A surprise selection perhaps was Cash, a two-time Olympian who also played at three WNBA championships. The veteran player battled back from a back injury several years ago. “I think people forgot about Swin,” noted Auriemma, who coached her in college. “Swin has worked incredibly hard to put herself back in the mix. She knows how to win — she’s a winner. She brings an energy and a passion to the game that’s unmatched.”

“I’m really happy to have the opportunity to finish my USA Basketball career with these great women,” said Cash on the same conference call last week.

When asked, all agree — Auriemma, Cash and Whalen — that the USA team’s training window is small (three days this summer) and could be a challenge.

“The fact that we have so little time to prepare,” notes Auriemma, “any added advantage that you can have — players knowing each other, played together, are comfortable with each other — I just think that makes our jobs so much easier. The lack of practice time is an issue, but we will win in spite of it.”

“The players [such as Augustus] who have been on multiple Olympic teams…will show [the rest of us] the way,” added Whalen.

Cash recalled that the 2004 USA team “was all business.”

“I think this team will have the same mentality,” she believes.

Auriemma said that he’ll also rely on assistants Doug Bruno, Marynell Meadors and Jennifer Gillom, the only Black member on the coaching staff, to help preparing the squad for Olympic competition. “I’ve known Doug for a dozen years, and I will call on Jennifer’s experience in coaching in [the WNBA] and all her other years of experience at different levels. I’m pretty fortunate that we’ve got a coaching staff that’s been through an awful lot and [has] experience at the world championships.”

As a result, “We are going to have to keep things pretty simple,” said the coach. “We are going to have to rely on the players’ experience because the teams we are playing, they are familiar with [them]. They play with some of them overseas and compete against them on the world stage. I trust them and believe in them.”

“There are a lot of players who play a number of positions. It will take us talking to the other players, and not only the coaches’ coaching, but [also] us really teaching each other. It’s our versatility that will be hard to stop,” surmised Cash.

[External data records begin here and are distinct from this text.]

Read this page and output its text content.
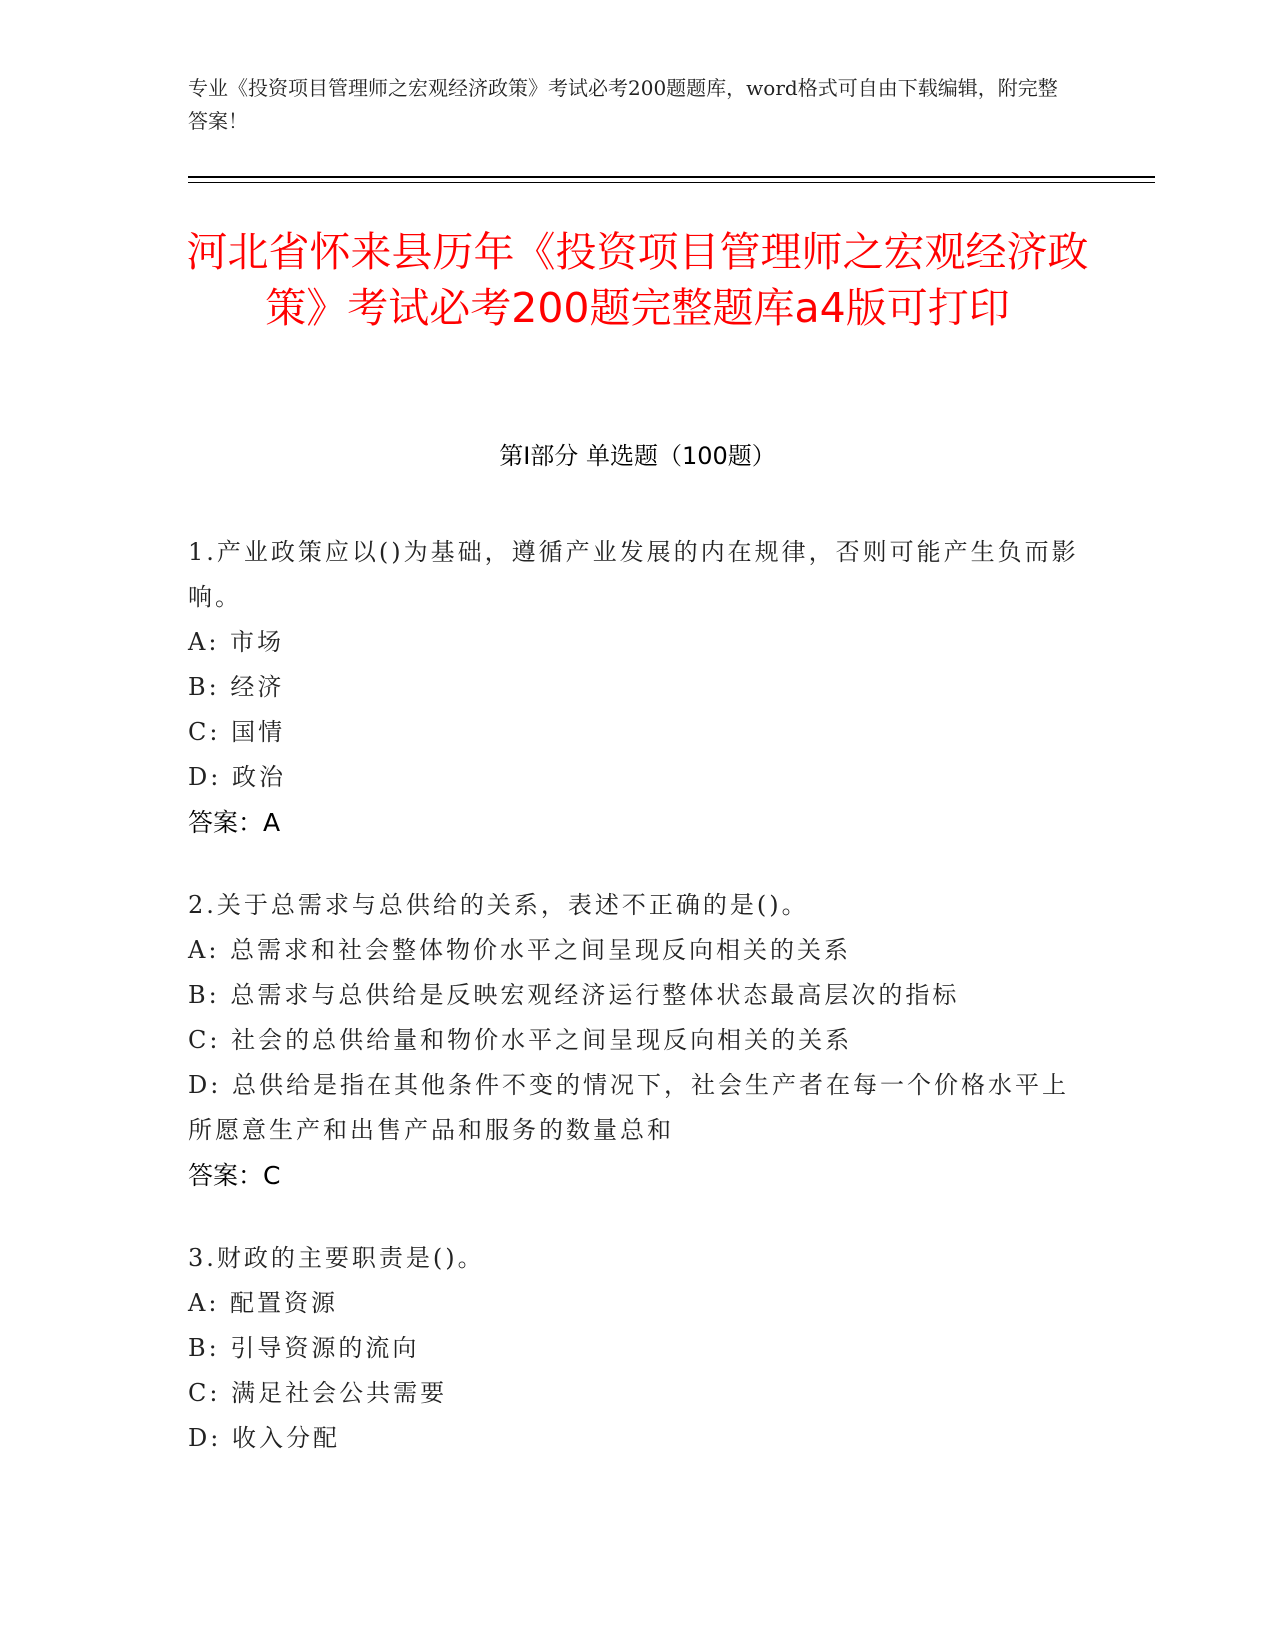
专业《投资项目管理师之宏观经济政策》考试必考200题题库，word格式可自由下载编辑，附完整答案！
河北省怀来县历年《投资项目管理师之宏观经济政策》考试必考200题完整题库a4版可打印
第Ⅰ部分 单选题（100题）
1.产业政策应以()为基础，遵循产业发展的内在规律，否则可能产生负而影响。
A: 市场
B: 经济
C: 国情
D: 政治
答案：A
2.关于总需求与总供给的关系，表述不正确的是()。
A: 总需求和社会整体物价水平之间呈现反向相关的关系
B: 总需求与总供给是反映宏观经济运行整体状态最高层次的指标
C: 社会的总供给量和物价水平之间呈现反向相关的关系
D: 总供给是指在其他条件不变的情况下，社会生产者在每一个价格水平上所愿意生产和出售产品和服务的数量总和
答案：C
3.财政的主要职责是()。
A: 配置资源
B: 引导资源的流向
C: 满足社会公共需要
D: 收入分配
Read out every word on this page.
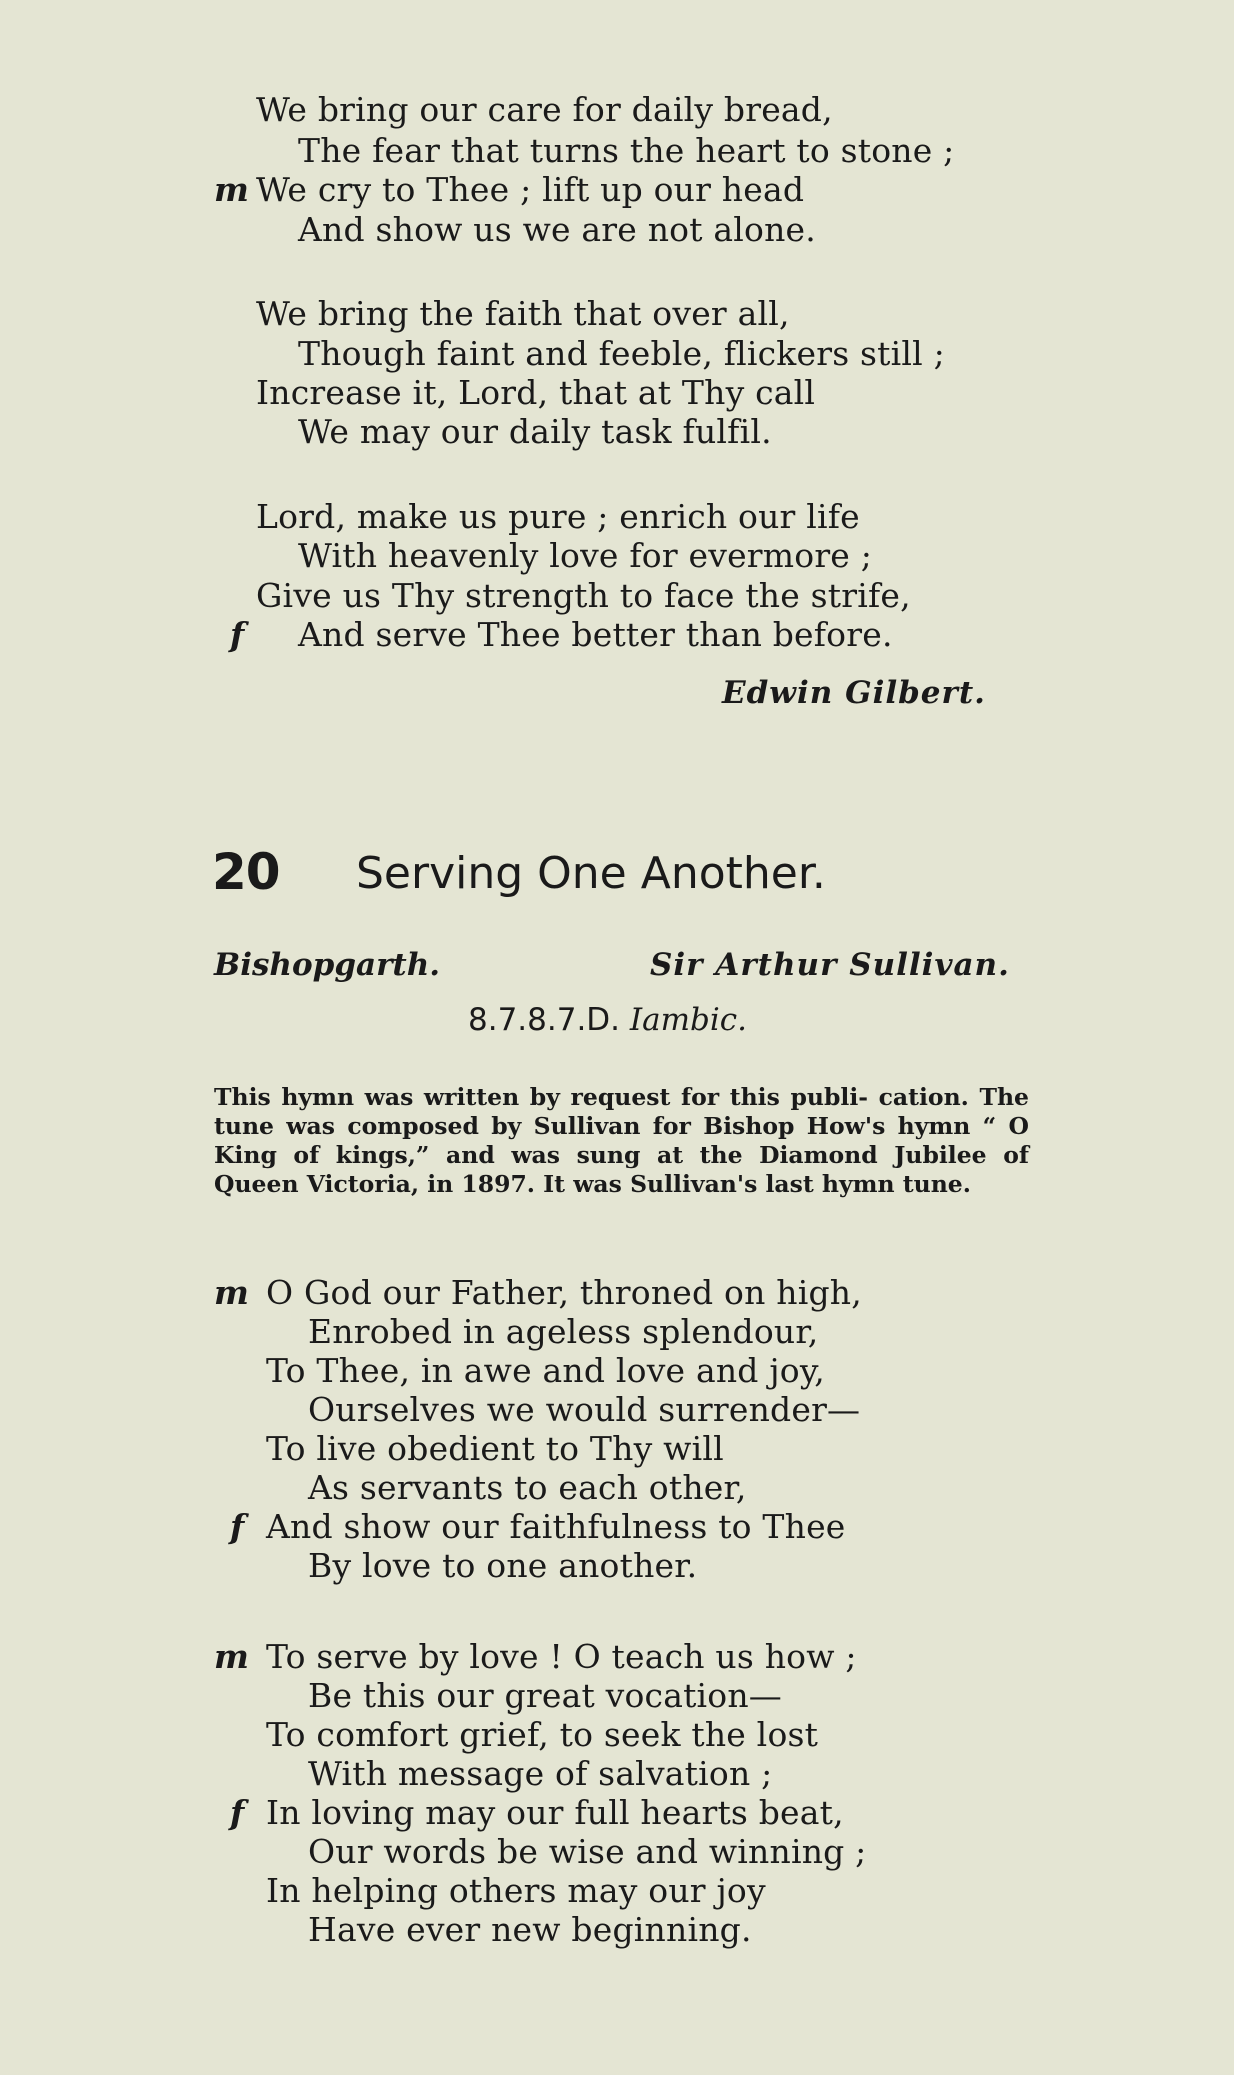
We bring our care for daily bread,
The fear that turns the heart to stone ;
m We cry to Thee ; lift up our head
And show us we are not alone.
We bring the faith that over all,
Though faint and feeble, flickers still ;
Increase it, Lord, that at Thy call
We may our daily task fulfil.
Lord, make us pure ; enrich our life
With heavenly love for evermore ;
Give us Thy strength to face the strife,
f And serve Thee better than before.
Edwin Gilbert.
20 Serving One Another.
Bishopgarth.	Sir Arthur Sullivan.
8.7.8.7.D. Iambic.
This hymn was written by request for this publi- cation. The tune was composed by Sullivan for Bishop How's hymn “ O King of kings,” and was sung at the Diamond Jubilee of Queen Victoria, in 1897. It was Sullivan's last hymn tune.
m O God our Father, throned on high,
Enrobed in ageless splendour,
To Thee, in awe and love and joy,
Ourselves we would surrender—
To live obedient to Thy will
As servants to each other,
f And show our faithfulness to Thee
By love to one another.
m To serve by love ! O teach us how ;
Be this our great vocation—
To comfort grief, to seek the lost
With message of salvation ;
f In loving may our full hearts beat,
Our words be wise and winning ;
In helping others may our joy
Have ever new beginning.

There still is a remaining roster spot that will be filled by the USA committee later this year: Many predict Baylor junior Brittney Griner will be picked.

“That 12th player is not necessarily going to be anybody that’s put us over the top — it just adds to what we already have,” Auriemma pointed out. “If we did not add a 12th player, I’d be pretty comfortable going over there with just 11, thinking we can win the gold medal.”

“I don’t know who the 12th player will be …It doesn’t matter,” concluded Cash. “It’s all about gold and that mentality from top to bottom.”